Individual, bite-sized retro cakes featuring a tender vanilla sponge baked over a gooey brown sugar, pineapple, and cherry topping.
Prep Time 15 minutes
Cook Time 25 minutes
Total Time 45 minutes
Servings: 12
Course: Dessert, Snack
Calories: 310

Ingredients
  

  • 0.5 cup Unsalted butter (melted, for topping)
  • 1 cup Dark brown sugar (packed)
  • 20 oz Pineapple tidbits (canned, drained and dried)
  • 12 whole Maraschino cherries (halved and dried)
  • 1.5 cups All-purpose flour
  • 1.5 tsp Baking powder
  • 0.25 tsp Fine sea salt
  • 0.5 cup Unsalted butter (softened)
  • 0.75 cup Granulated sugar
  • 2 large Eggs (room temperature)
  • 1 tsp Pure vanilla extract
  • 0.5 cup Whole milk (room temperature)

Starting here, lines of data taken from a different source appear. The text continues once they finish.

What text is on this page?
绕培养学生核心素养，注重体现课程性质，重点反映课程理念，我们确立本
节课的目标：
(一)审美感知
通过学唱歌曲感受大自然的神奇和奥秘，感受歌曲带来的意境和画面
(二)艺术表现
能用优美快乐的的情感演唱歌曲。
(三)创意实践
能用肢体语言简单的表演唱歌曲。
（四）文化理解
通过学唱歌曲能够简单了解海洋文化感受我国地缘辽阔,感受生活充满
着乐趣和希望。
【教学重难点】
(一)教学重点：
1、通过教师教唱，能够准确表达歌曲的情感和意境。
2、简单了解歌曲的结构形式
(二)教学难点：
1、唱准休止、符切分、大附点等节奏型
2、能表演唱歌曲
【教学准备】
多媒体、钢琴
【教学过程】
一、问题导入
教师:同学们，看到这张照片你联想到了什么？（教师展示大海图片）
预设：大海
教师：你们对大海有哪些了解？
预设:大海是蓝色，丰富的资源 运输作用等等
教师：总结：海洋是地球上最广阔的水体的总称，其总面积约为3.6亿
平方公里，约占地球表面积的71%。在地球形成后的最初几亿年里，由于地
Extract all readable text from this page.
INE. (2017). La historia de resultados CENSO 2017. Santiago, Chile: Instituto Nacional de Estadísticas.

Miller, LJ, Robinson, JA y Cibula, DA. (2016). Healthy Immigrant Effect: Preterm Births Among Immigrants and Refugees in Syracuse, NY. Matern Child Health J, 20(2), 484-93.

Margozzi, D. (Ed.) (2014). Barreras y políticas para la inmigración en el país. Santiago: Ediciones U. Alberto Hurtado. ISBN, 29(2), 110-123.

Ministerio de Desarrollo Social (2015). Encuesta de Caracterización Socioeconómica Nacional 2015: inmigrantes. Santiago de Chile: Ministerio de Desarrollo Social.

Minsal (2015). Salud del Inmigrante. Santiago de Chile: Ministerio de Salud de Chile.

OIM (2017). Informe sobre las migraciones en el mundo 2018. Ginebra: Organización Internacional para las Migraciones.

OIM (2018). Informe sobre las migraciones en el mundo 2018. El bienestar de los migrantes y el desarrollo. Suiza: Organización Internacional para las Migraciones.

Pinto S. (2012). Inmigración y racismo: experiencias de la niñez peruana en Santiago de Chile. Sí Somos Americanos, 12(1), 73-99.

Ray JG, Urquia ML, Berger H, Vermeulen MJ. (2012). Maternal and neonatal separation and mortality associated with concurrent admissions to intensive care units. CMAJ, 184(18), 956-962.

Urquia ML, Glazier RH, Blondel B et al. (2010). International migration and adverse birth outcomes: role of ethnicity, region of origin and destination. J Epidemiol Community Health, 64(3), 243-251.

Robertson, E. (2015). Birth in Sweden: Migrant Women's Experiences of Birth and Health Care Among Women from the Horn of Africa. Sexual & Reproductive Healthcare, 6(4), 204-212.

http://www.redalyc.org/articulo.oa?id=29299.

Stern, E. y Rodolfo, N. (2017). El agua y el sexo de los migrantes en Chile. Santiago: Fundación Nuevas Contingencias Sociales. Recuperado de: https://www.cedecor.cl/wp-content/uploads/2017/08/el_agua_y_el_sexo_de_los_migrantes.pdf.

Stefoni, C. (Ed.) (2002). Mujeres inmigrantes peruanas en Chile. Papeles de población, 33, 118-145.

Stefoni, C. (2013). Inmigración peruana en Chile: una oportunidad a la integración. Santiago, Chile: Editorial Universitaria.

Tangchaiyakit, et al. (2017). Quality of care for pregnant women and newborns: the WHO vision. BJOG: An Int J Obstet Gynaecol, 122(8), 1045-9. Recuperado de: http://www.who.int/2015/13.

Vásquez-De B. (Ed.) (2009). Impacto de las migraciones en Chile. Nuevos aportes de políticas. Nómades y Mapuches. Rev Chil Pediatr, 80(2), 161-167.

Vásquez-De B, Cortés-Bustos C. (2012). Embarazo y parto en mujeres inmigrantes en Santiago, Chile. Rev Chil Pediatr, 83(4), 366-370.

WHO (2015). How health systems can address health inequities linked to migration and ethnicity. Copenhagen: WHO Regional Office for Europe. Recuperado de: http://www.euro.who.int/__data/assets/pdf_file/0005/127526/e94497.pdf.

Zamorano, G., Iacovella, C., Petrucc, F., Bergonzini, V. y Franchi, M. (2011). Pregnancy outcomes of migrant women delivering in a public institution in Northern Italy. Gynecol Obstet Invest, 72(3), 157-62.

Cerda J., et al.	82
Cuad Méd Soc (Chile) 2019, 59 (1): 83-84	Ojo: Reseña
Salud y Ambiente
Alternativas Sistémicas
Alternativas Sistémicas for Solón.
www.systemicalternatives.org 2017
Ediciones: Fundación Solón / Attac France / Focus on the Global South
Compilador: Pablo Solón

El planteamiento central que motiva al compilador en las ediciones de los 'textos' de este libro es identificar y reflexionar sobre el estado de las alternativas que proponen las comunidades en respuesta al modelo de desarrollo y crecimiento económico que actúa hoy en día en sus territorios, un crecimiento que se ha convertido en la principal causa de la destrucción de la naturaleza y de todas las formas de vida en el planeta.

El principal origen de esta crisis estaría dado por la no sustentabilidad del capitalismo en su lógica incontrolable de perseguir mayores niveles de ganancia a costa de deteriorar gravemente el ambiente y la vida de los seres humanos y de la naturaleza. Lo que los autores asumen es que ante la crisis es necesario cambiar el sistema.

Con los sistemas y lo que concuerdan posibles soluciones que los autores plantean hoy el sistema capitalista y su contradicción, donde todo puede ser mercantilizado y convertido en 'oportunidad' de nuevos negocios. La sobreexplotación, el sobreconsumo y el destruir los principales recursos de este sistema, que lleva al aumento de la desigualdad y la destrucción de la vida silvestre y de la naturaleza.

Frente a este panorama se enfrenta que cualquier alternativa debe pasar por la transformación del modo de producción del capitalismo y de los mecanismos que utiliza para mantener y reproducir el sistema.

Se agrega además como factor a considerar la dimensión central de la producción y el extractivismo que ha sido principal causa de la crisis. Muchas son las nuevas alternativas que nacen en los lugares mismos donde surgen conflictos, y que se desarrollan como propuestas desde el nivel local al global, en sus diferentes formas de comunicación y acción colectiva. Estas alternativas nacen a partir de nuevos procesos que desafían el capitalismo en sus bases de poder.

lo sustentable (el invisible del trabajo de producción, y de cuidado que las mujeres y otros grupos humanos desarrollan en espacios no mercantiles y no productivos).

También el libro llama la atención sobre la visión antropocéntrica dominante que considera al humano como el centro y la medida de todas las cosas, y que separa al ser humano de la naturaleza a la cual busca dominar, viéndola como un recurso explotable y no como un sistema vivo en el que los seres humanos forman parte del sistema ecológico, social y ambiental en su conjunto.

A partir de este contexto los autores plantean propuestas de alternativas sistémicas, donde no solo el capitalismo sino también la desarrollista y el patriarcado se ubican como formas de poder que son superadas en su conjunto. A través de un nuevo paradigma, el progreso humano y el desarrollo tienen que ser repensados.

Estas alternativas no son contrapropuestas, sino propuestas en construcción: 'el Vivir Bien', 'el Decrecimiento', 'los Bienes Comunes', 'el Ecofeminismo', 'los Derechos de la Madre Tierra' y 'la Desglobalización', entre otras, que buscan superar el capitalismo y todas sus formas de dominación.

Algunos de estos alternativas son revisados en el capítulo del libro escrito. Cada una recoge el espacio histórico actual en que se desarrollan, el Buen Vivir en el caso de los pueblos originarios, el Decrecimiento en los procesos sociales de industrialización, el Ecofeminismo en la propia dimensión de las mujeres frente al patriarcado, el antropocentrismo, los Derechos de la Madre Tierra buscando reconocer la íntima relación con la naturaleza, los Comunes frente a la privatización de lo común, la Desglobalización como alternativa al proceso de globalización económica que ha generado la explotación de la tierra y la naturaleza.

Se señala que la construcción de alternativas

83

  • 2 tbsp Reserved pineapple juice

Method
 

  1. Preheat oven to 350°F (175°C). Generously spray a 12-cup muffin tin with non-stick baking spray.

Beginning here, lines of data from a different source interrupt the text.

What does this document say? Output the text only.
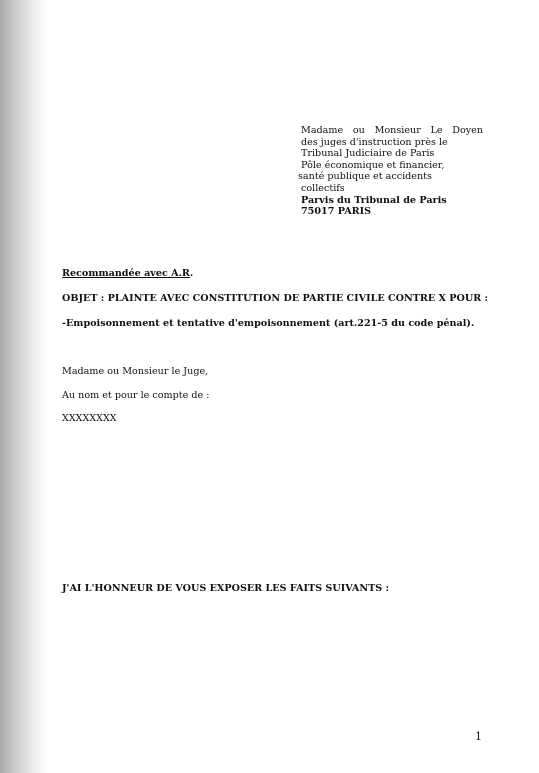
Madame ou Monsieur Le Doyen
des juges d'instruction près le
Tribunal Judiciaire de Paris
Pôle économique et financier,
santé publique et accidents
collectifs
Parvis du Tribunal de Paris
75017 PARIS
Recommandée avec A.R.
OBJET : PLAINTE AVEC CONSTITUTION DE PARTIE CIVILE CONTRE X POUR :
-Empoisonnement et tentative d'empoisonnement (art.221-5 du code pénal).
Madame ou Monsieur le Juge,
Au nom et pour le compte de :
XXXXXXXX
J'AI L'HONNEUR DE VOUS EXPOSER LES FAITS SUIVANTS :
1
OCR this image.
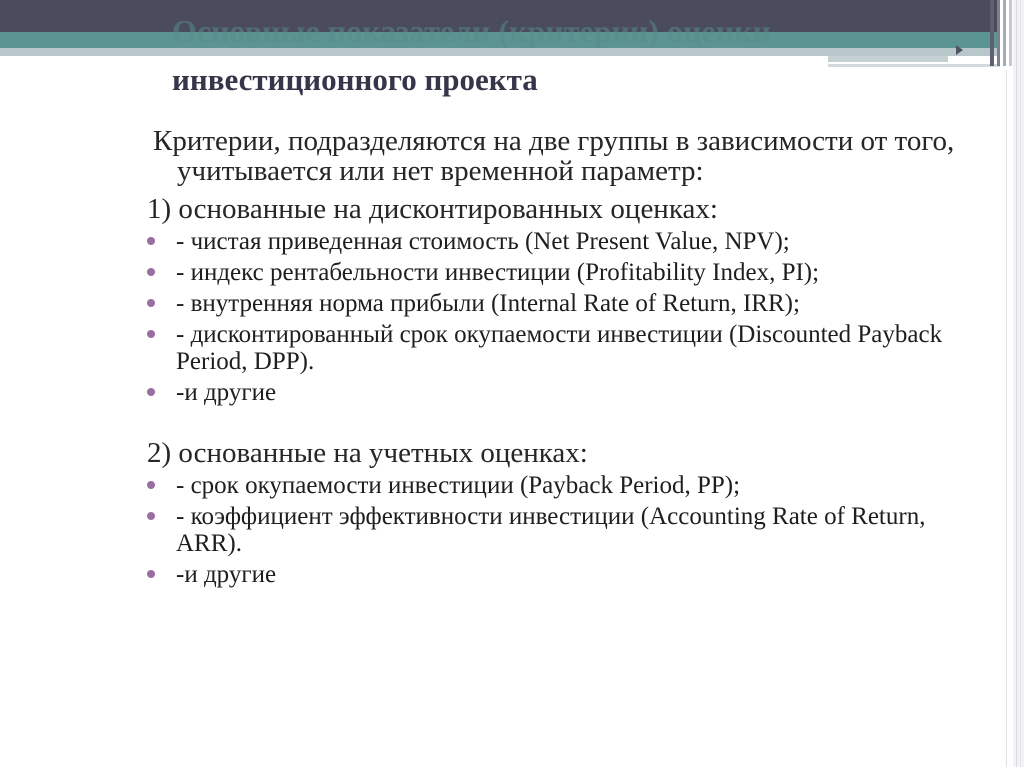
Основные показатели (критерии) оценки
инвестиционного проекта

Критерии, подразделяются на две группы в зависимости от того, учитывается или нет временной параметр:

1) основанные на дисконтированных оценках:
- чистая приведенная стоимость (Net Present Value, NPV);
- индекс рентабельности инвестиции (Profitability Index, PI);
- внутренняя норма прибыли (Internal Rate of Return, IRR);
- дисконтированный срок окупаемости инвестиции (Discounted Payback Period, DPP).
-и другие
2) основанные на учетных оценках:
- срок окупаемости инвестиции (Payback Period, PP);
- коэффициент эффективности инвестиции (Accounting Rate of Return, ARR).
-и другие
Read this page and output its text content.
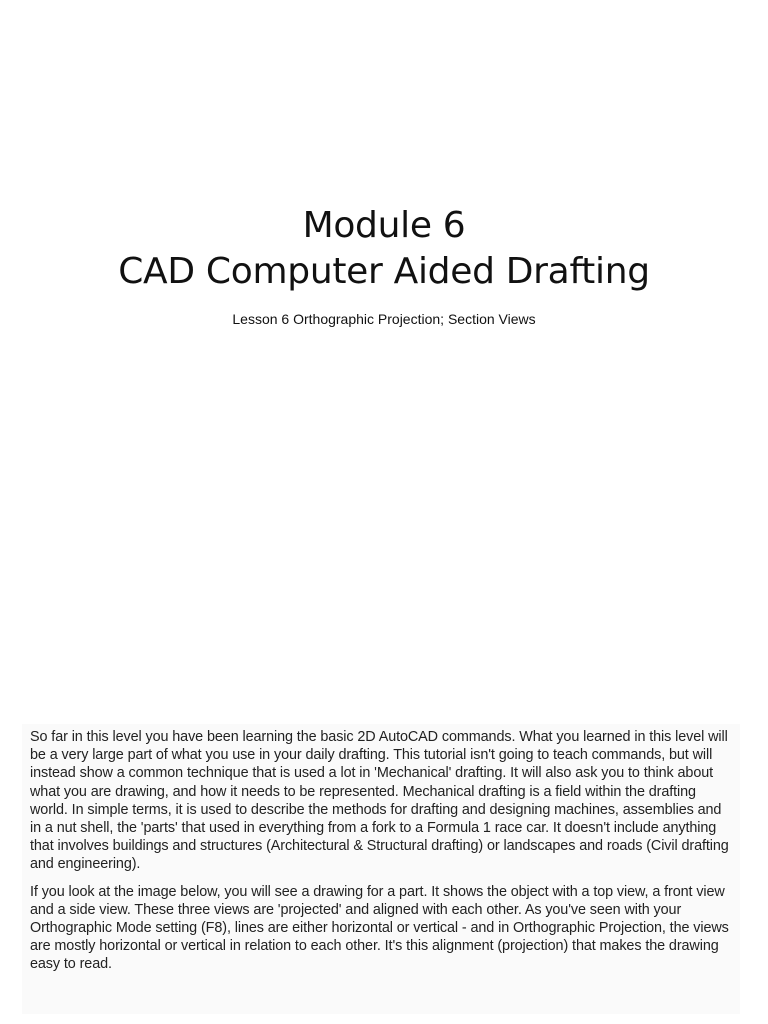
Module 6
CAD Computer Aided Drafting
Lesson 6 Orthographic Projection; Section Views

So far in this level you have been learning the basic 2D AutoCAD commands. What you learned in this level will be a very large part of what you use in your daily drafting. This tutorial isn't going to teach commands, but will instead show a common technique that is used a lot in 'Mechanical' drafting. It will also ask you to think about what you are drawing, and how it needs to be represented. Mechanical drafting is a field within the drafting world. In simple terms, it is used to describe the methods for drafting and designing machines, assemblies and in a nut shell, the 'parts' that used in everything from a fork to a Formula 1 race car. It doesn't include anything that involves buildings and structures (Architectural & Structural drafting) or landscapes and roads (Civil drafting and engineering).

If you look at the image below, you will see a drawing for a part. It shows the object with a top view, a front view and a side view. These three views are 'projected' and aligned with each other. As you've seen with your Orthographic Mode setting (F8), lines are either horizontal or vertical - and in Orthographic Projection, the views are mostly horizontal or vertical in relation to each other. It's this alignment (projection) that makes the drawing easy to read.
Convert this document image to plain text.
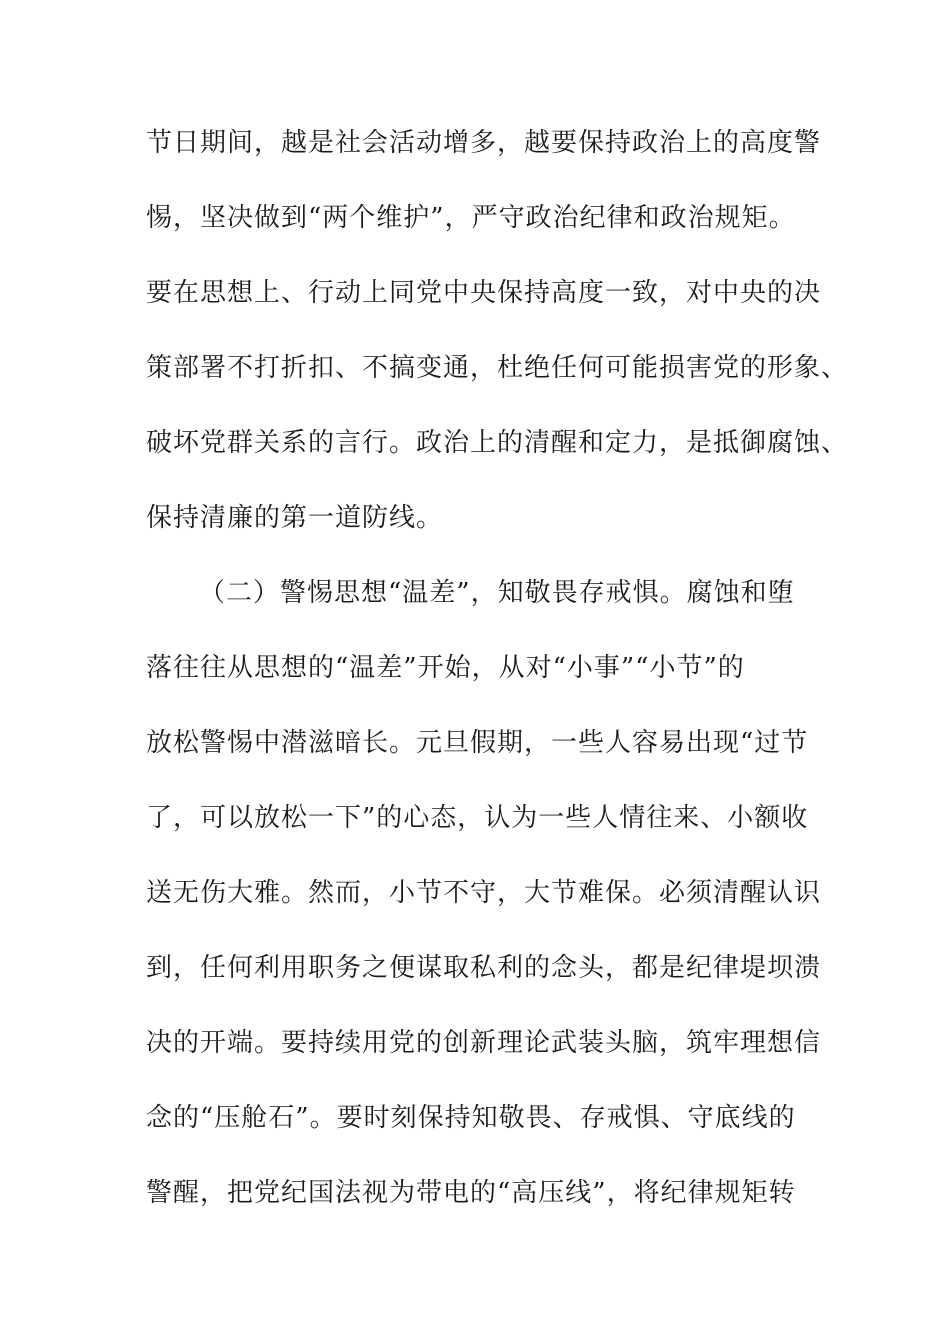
节日期间，越是社会活动增多，越要保持政治上的高度警
惕，坚决做到“两个维护”，严守政治纪律和政治规矩。
要在思想上、行动上同党中央保持高度一致，对中央的决
策部署不打折扣、不搞变通，杜绝任何可能损害党的形象、
破坏党群关系的言行。政治上的清醒和定力，是抵御腐蚀、
保持清廉的第一道防线。
（二）警惕思想“温差”，知敬畏存戒惧。腐蚀和堕
落往往从思想的“温差”开始，从对“小事”“小节”的
放松警惕中潜滋暗长。元旦假期，一些人容易出现“过节
了，可以放松一下”的心态，认为一些人情往来、小额收
送无伤大雅。然而，小节不守，大节难保。必须清醒认识
到，任何利用职务之便谋取私利的念头，都是纪律堤坝溃
决的开端。要持续用党的创新理论武装头脑，筑牢理想信
念的“压舱石”。要时刻保持知敬畏、存戒惧、守底线的
警醒，把党纪国法视为带电的“高压线”，将纪律规矩转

  2. Mix melted butter and brown sugar. Press evenly into the bottom of each muffin cup.
  3. Arrange dried pineapple pieces and a cherry half on top of the brown sugar mixture in each cup.
  4. In a medium bowl, whisk together the flour, baking powder, and salt. Set aside.

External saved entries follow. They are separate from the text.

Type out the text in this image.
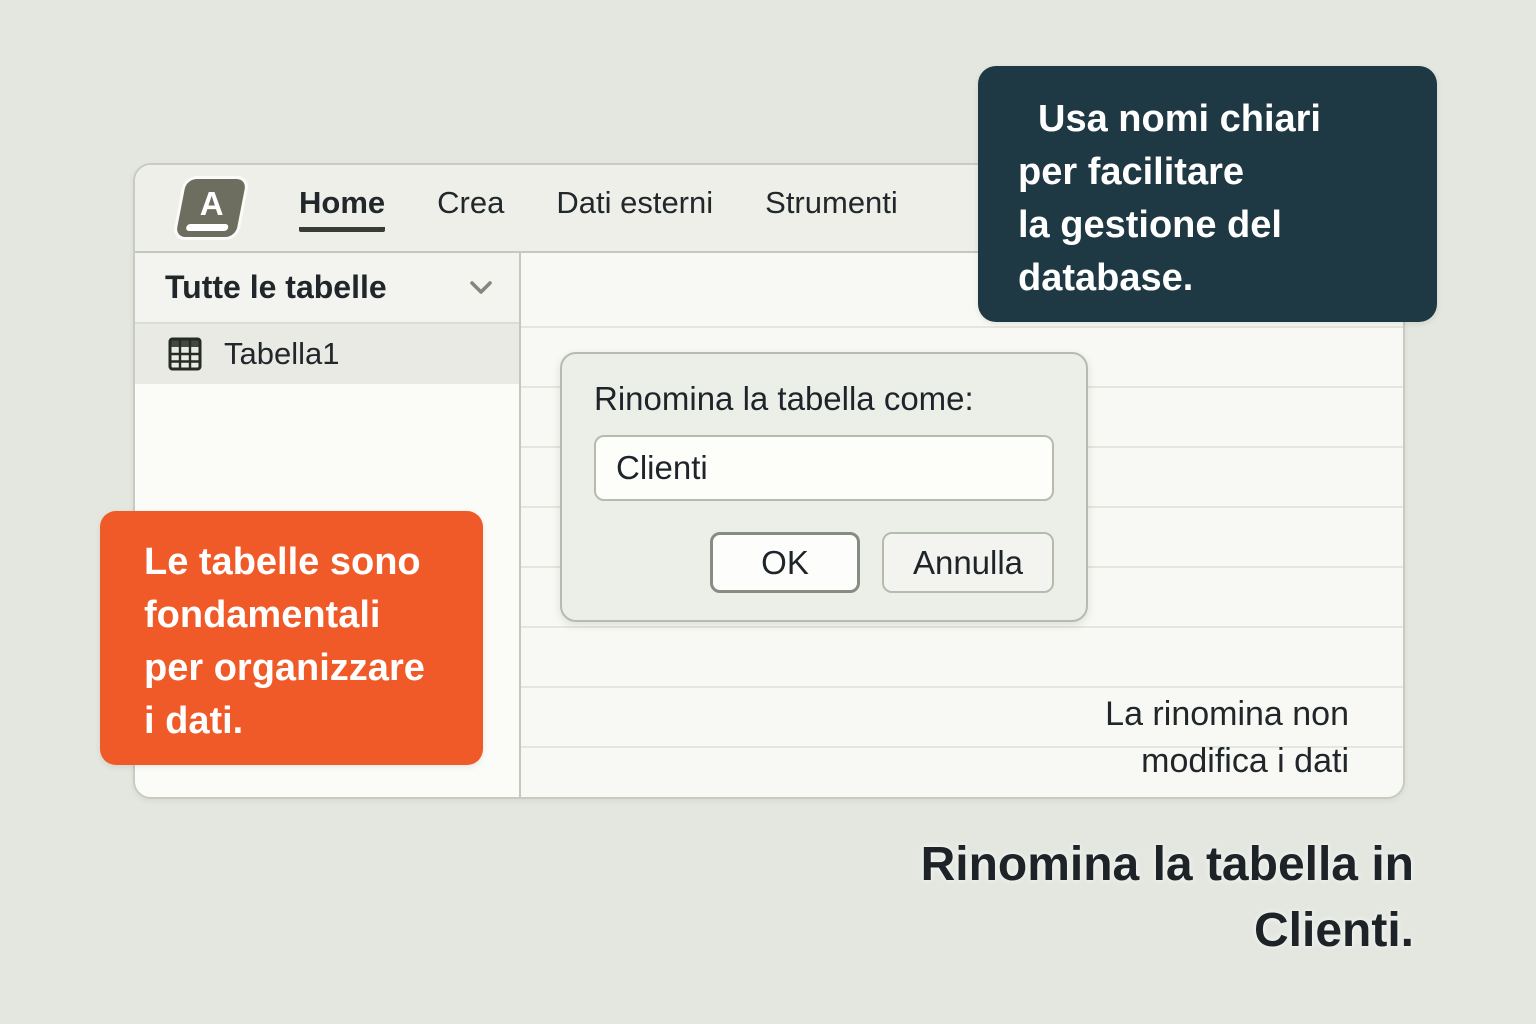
A Home Crea Dati esterni Strumenti
Tutte le tabelle
Tabella1
La rinomina non
modifica i dati
Rinomina la tabella come:
Clienti
OK	Annulla
Usa nomi chiari
per facilitare
la gestione del
database.
Le tabelle sono
fondamentali
per organizzare
i dati.
Rinomina la tabella in
Clienti.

  5. In a stand mixer, cream the softened butter and granulated sugar until light and fluffy (about 3 minutes).
  6. Beat in the eggs one at a time, followed by the vanilla extract.
  7. Alternate adding the dry ingredients with the milk and pineapple juice, beginning and ending with the dry ingredients. Mix until just combined.
  8. Divide the batter evenly into the muffin cups over the fruit. Bake for 20-25 minutes until a toothpick comes out clean.
  9. Let cool in the pan for exactly 5 minutes, then place a cutting board over the pan and confidently invert to release the cakes. Serve warm.